SELECT quantiles(0.25, 0.5, 0.75, 0.99)(usage_guest)
  FROM sample.metrics
  WHERE (timestamp BETWEEN '2016-01-01 00:00:00' AND '2016-01-01 12:00:00')

curl --data-binary @- https://try3.hydrolix.live/query <<EOF
SELECT quantiles(0.25, 0.5, 0.75, 0.99)(usage_guest)
  FROM sample.metrics
  WHERE (timestamp BETWEEN '2016-01-01 00:00:00' AND '2016-01-01 12:00:00')
EOF

Aggregations on groups of data⚓︎

<aggregation>Resample(start, end, step)(<aggFunction_params>, resampling_key) lets you divide data into groups, and then separately aggregates the data in those groups. Groups are created by splitting the values from one column into intervals.

SQLCURL

SELECT countResample(80,90,2)(usage_guest, usage_guest)
   FROM sample.metrics
   WHERE (timestamp BETWEEN '2016-01-01 00:00:00' AND '2016-01-01 12:00:00')

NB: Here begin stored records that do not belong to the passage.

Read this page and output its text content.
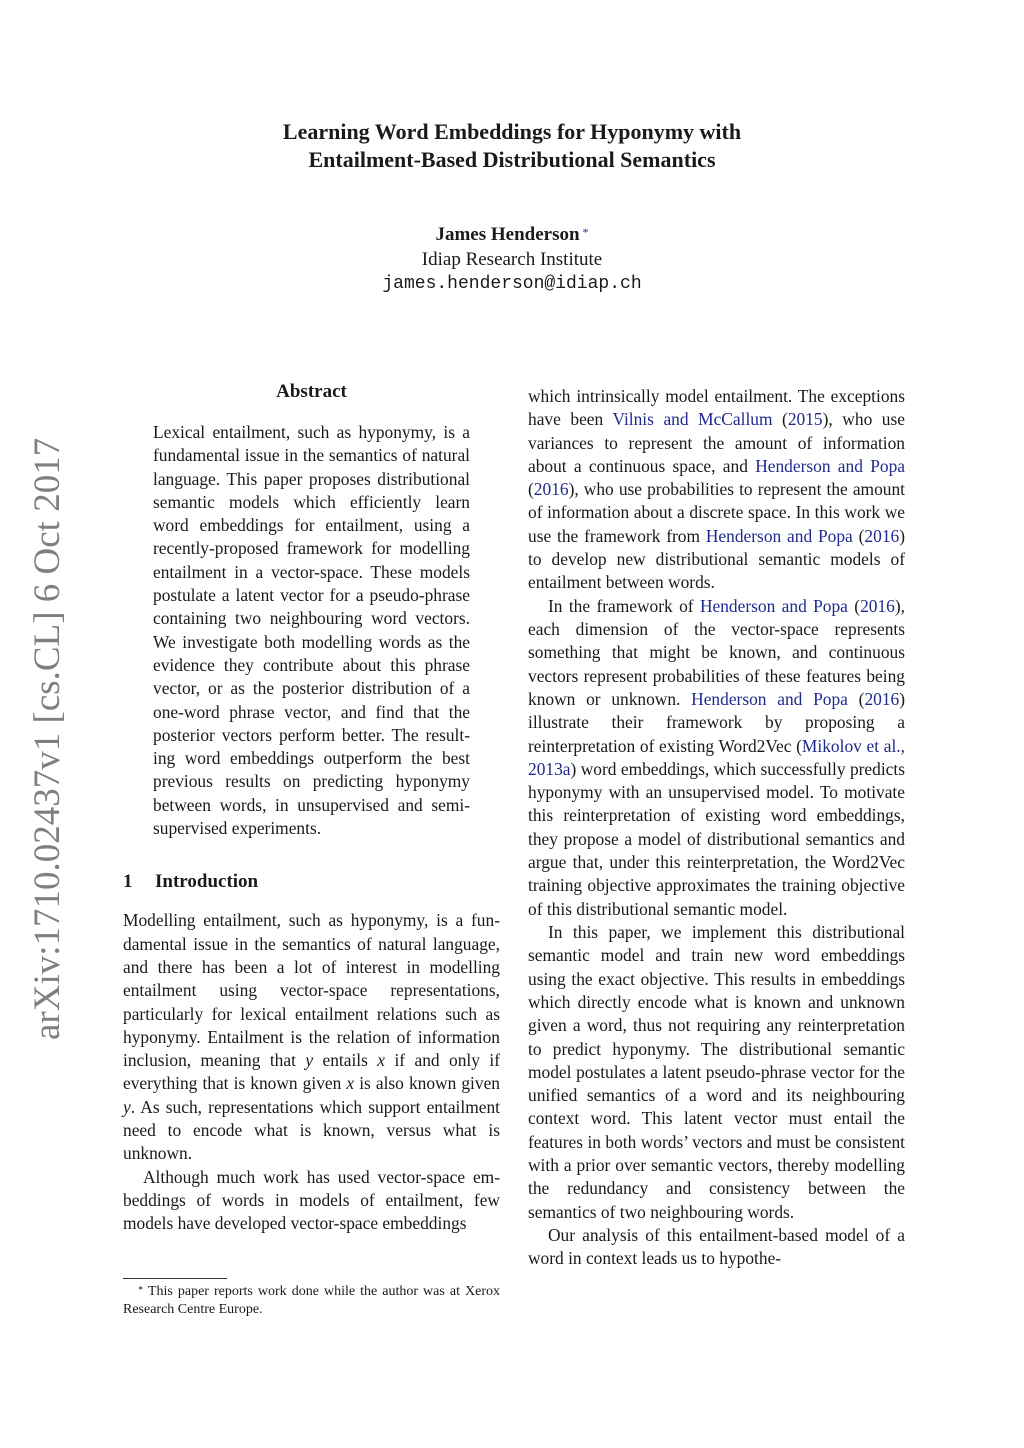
Learning Word Embeddings for Hyponymy with
Entailment-Based Distributional Semantics
James Henderson *
Idiap Research Institute
james.henderson@idiap.ch
arXiv:1710.02437v1 [cs.CL] 6 Oct 2017
Abstract

Lexical entailment, such as hyponymy, is a fundamental issue in the semantics of natural language. This paper proposes distributional semantic models which efficiently learn word embeddings for entailment, using a recently-proposed framework for modelling entailment in a vector-space. These models postulate a latent vector for a pseudo-phrase containing two neighbouring word vectors. We investigate both modelling words as the evidence they contribute about this phrase vector, or as the posterior distribution of a one-word phrase vector, and find that the posterior vectors perform better. The resulting word embeddings outperform the best previous results on predicting hyponymy between words, in unsupervised and semi-supervised experiments.

1 Introduction

Modelling entailment, such as hyponymy, is a fundamental issue in the semantics of natural language, and there has been a lot of interest in modelling entailment using vector-space representations, particularly for lexical entailment relations such as hyponymy. Entailment is the relation of information inclusion, meaning that y entails x if and only if everything that is known given x is also known given y. As such, representations which support entailment need to encode what is known, versus what is unknown.

Although much work has used vector-space embeddings of words in models of entailment, few models have developed vector-space embeddings

* This paper reports work done while the author was at Xerox Research Centre Europe.

which intrinsically model entailment. The exceptions have been Vilnis and McCallum (2015), who use variances to represent the amount of information about a continuous space, and Henderson and Popa (2016), who use probabilities to represent the amount of information about a discrete space. In this work we use the framework from Henderson and Popa (2016) to develop new distributional semantic models of entailment between words.

In the framework of Henderson and Popa (2016), each dimension of the vector-space represents something that might be known, and continuous vectors represent probabilities of these features being known or unknown. Henderson and Popa (2016) illustrate their framework by proposing a reinterpretation of existing Word2Vec (Mikolov et al., 2013a) word embeddings, which successfully predicts hyponymy with an unsupervised model. To motivate this reinterpretation of existing word embeddings, they propose a model of distributional semantics and argue that, under this reinterpretation, the Word2Vec training objective approximates the training objective of this distributional semantic model.

In this paper, we implement this distributional semantic model and train new word embeddings using the exact objective. This results in embeddings which directly encode what is known and unknown given a word, thus not requiring any reinterpretation to predict hyponymy. The distributional semantic model postulates a latent pseudo-phrase vector for the unified semantics of a word and its neighbouring context word. This latent vector must entail the features in both words’ vectors and must be consistent with a prior over semantic vectors, thereby modelling the redundancy and consistency between the semantics of two neighbouring words.

Our analysis of this entailment-based model of a word in context leads us to hypothe-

curl --data-binary @- https://try3.hydrolix.live/query <<EOF
 SELECT countResample(80,90,2)(usage_guest, usage_guest)
   FROM sample.metrics
   WHERE (timestamp BETWEEN '2016-01-01 00:00:00' AND '2016-01-01 12:00:00')
EOF

This groups the metric values [80, 82, 84, 86, 88, 90] and provides counts for each bucket. Very useful!